For now I've seen the following things.
  • The code it's about 117KB, 120,016 bytes to be precise and it's stored at the end of the cartridge.
  • The game it's locked to a minimum of 4 vbls per frame for PAL systems and 5 vbls for NTSC ones, this means that it will run at maximum speed of 12,5fps and 12fps respectively.
  • There are one block of DSP code, I suppose that it's the sound engine.
  • There are eleven blocks of code for the GPU (maybe one or two more, I haven't finished the disassembly)
  • One of the GPU blocks it's used just to set the Object Processor List Pointer, this one never it's loaded into the GPU internal RAM, it runs from ROM.
  • There are about 20KB (21, 184bytes) of dead code or unused data, they are spread around the code and most of them end with a $4E75 (rts opcode) but they are never referenced or called.
  • Short branches are almost never used.
  • It waits for the bitter to be idle in several places, but IMO if you are using the 68000 you don't need to wait because it has lower priority (68000 < blitter), so if the blitter it's busy the 68000 will be stoped. The only advantage of not having a cache.
  • There are some link/unlink opcodes, also some routines push values into the stack, jump somewhere, load the values from the stack to the registers and jump again to do the actual work. I think that some parts are written in C and others in assembler, and this kind of routines are used to jump from C to ASM.
  • There are some parts of the game that depends if the system it's PAL or NTSC, but it reads the hardware register each time that it needs to instead of using a flag.
  • The game runs in 8bits mode with colors in CrY format (not 100% sure).

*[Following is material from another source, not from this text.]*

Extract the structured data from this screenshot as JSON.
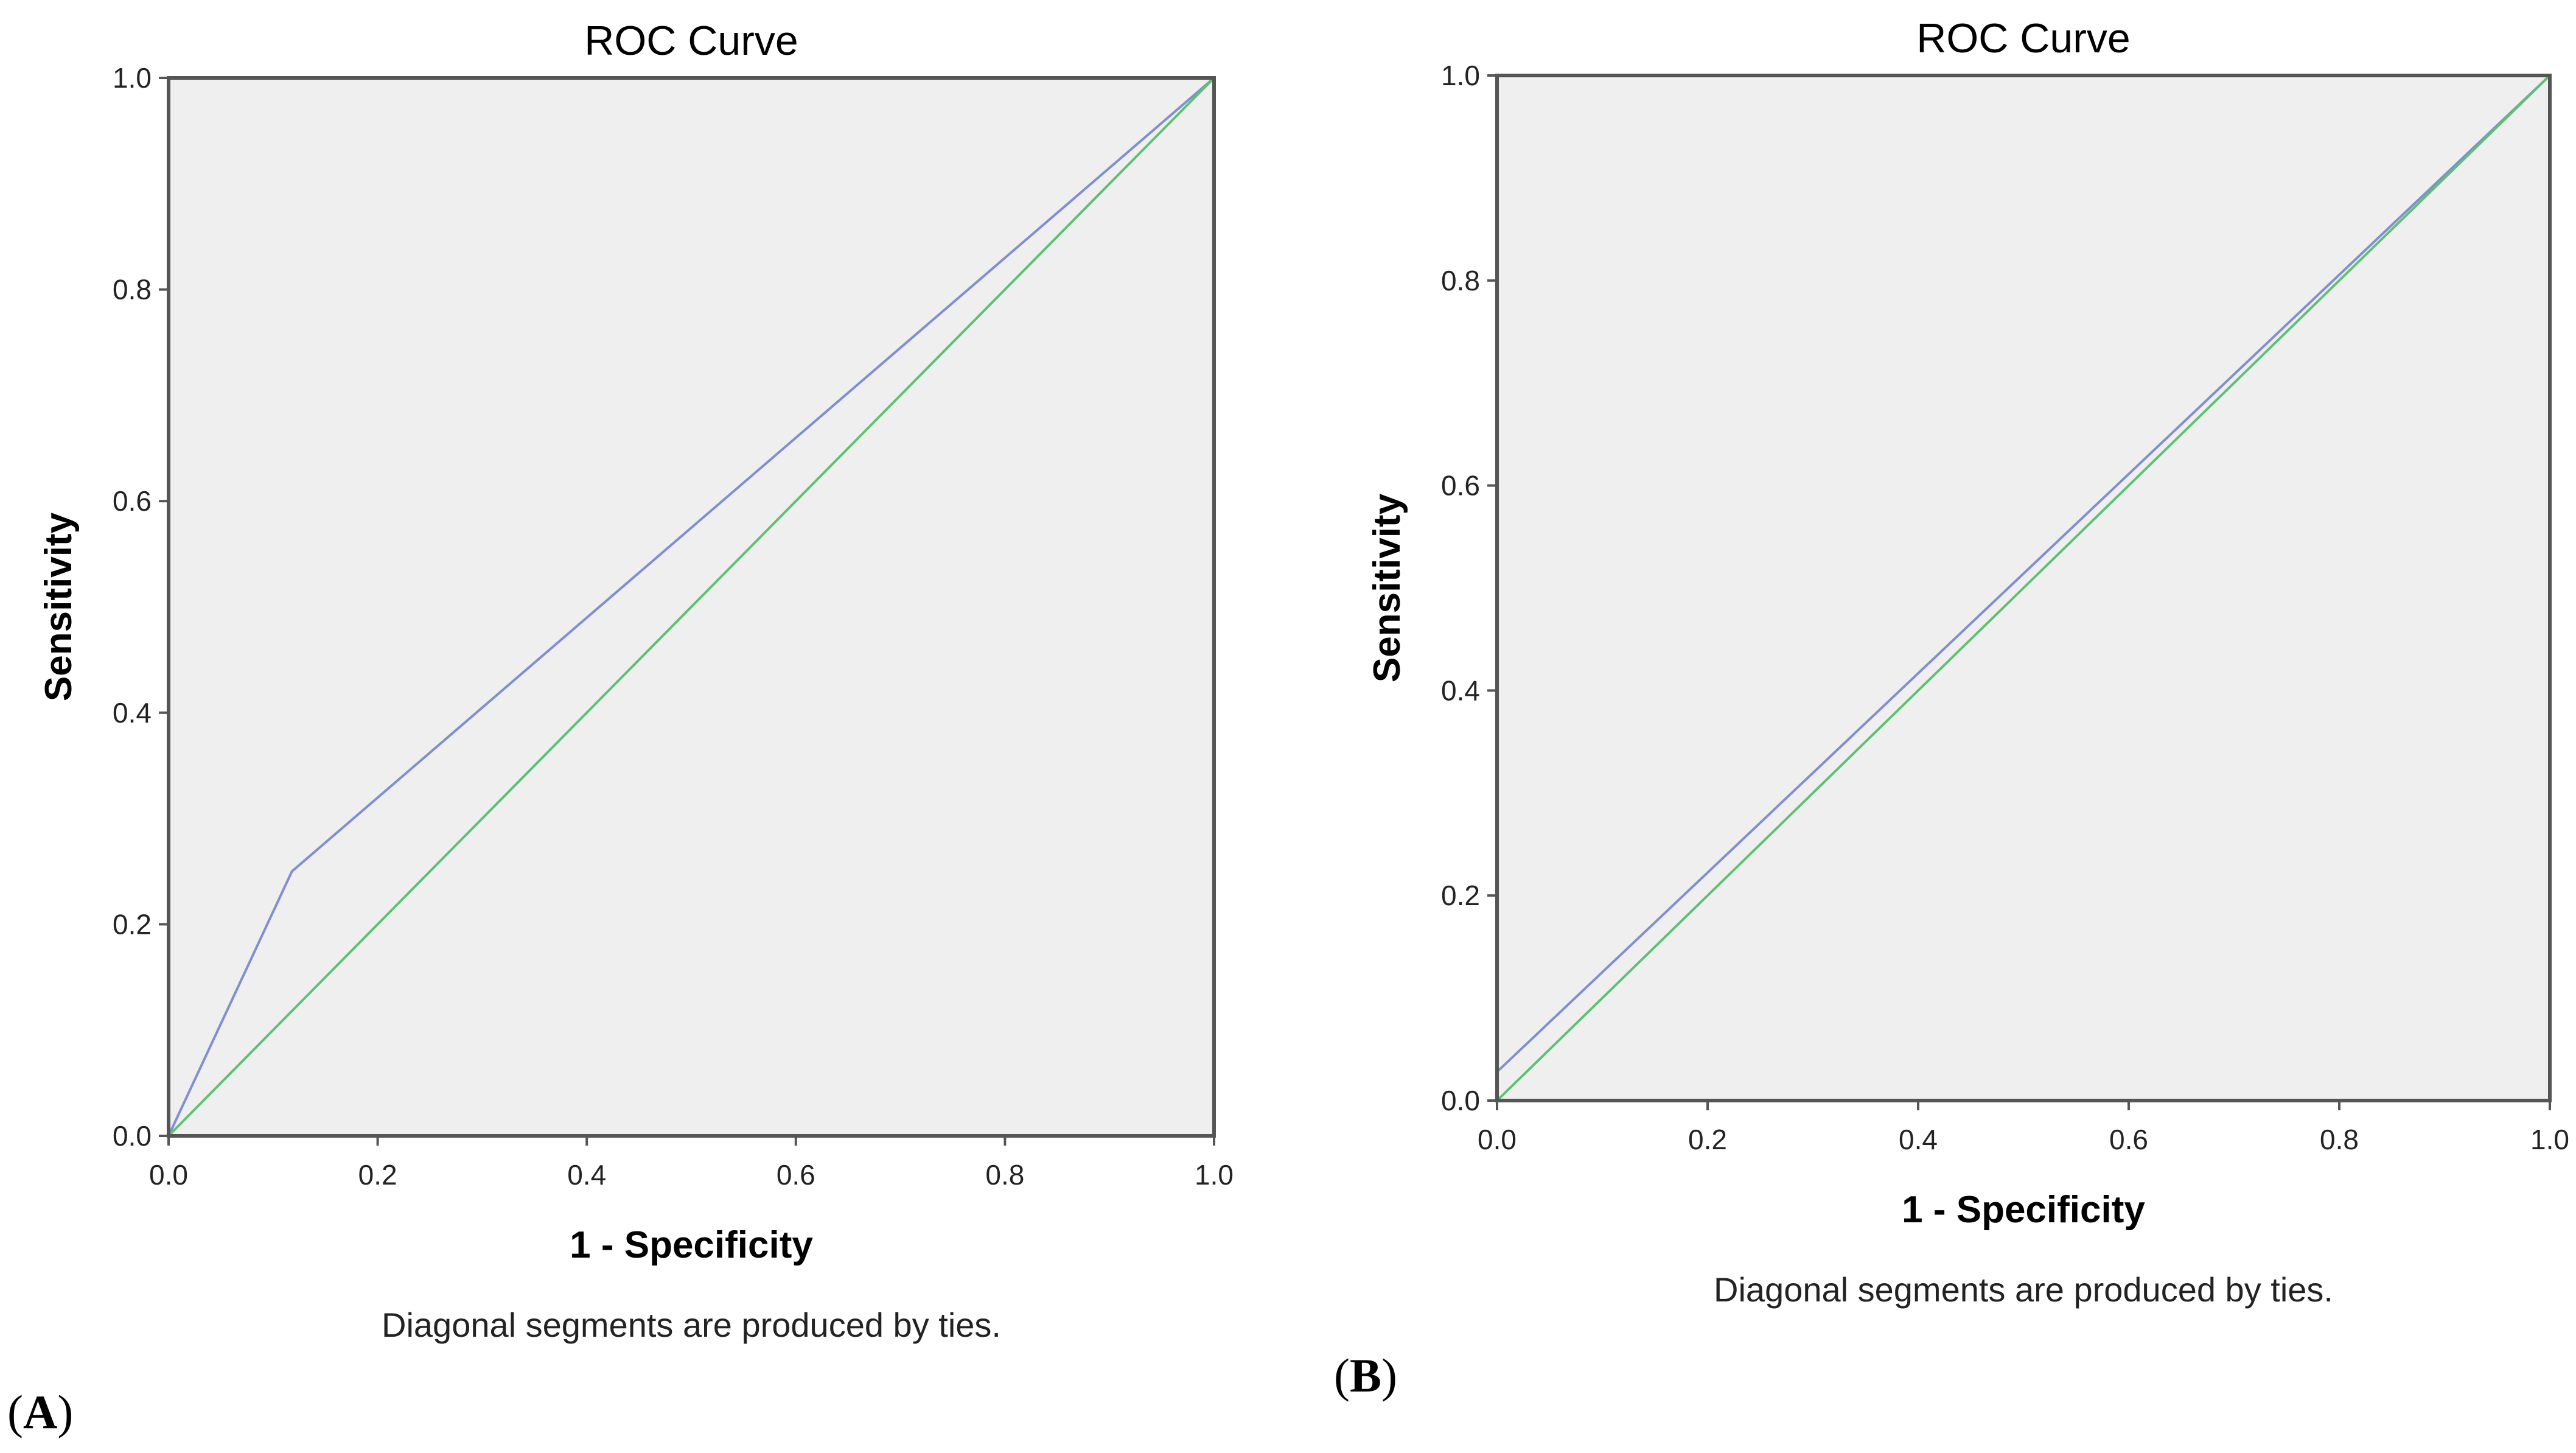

And now some codes snippets. All of them are actual code (it's full of them).
move.w (a0),d0
addq.w #1,d0
move.w d0,a3
move.w a3,-(sp)
jsr l01e3e0e
At least it uses quick add, I think that this is used to increment the lap count and print it.

move.w #0,l01b72d8
move.w #0,l01b72da
move.w #0,l01b72dc
move.w #0,l01b72de
move.w #0,l01b72e0
...

What about using a data register and post-increment addressing?

move.l a1,-(sp)
move.l #l01ece80,d3
move.l d3,a1
jsr (a1)
Because jsr l01ece80 it's too easy.


By the way, I've found two bugs in my assembler when I was looking at the disassembled code to write this post.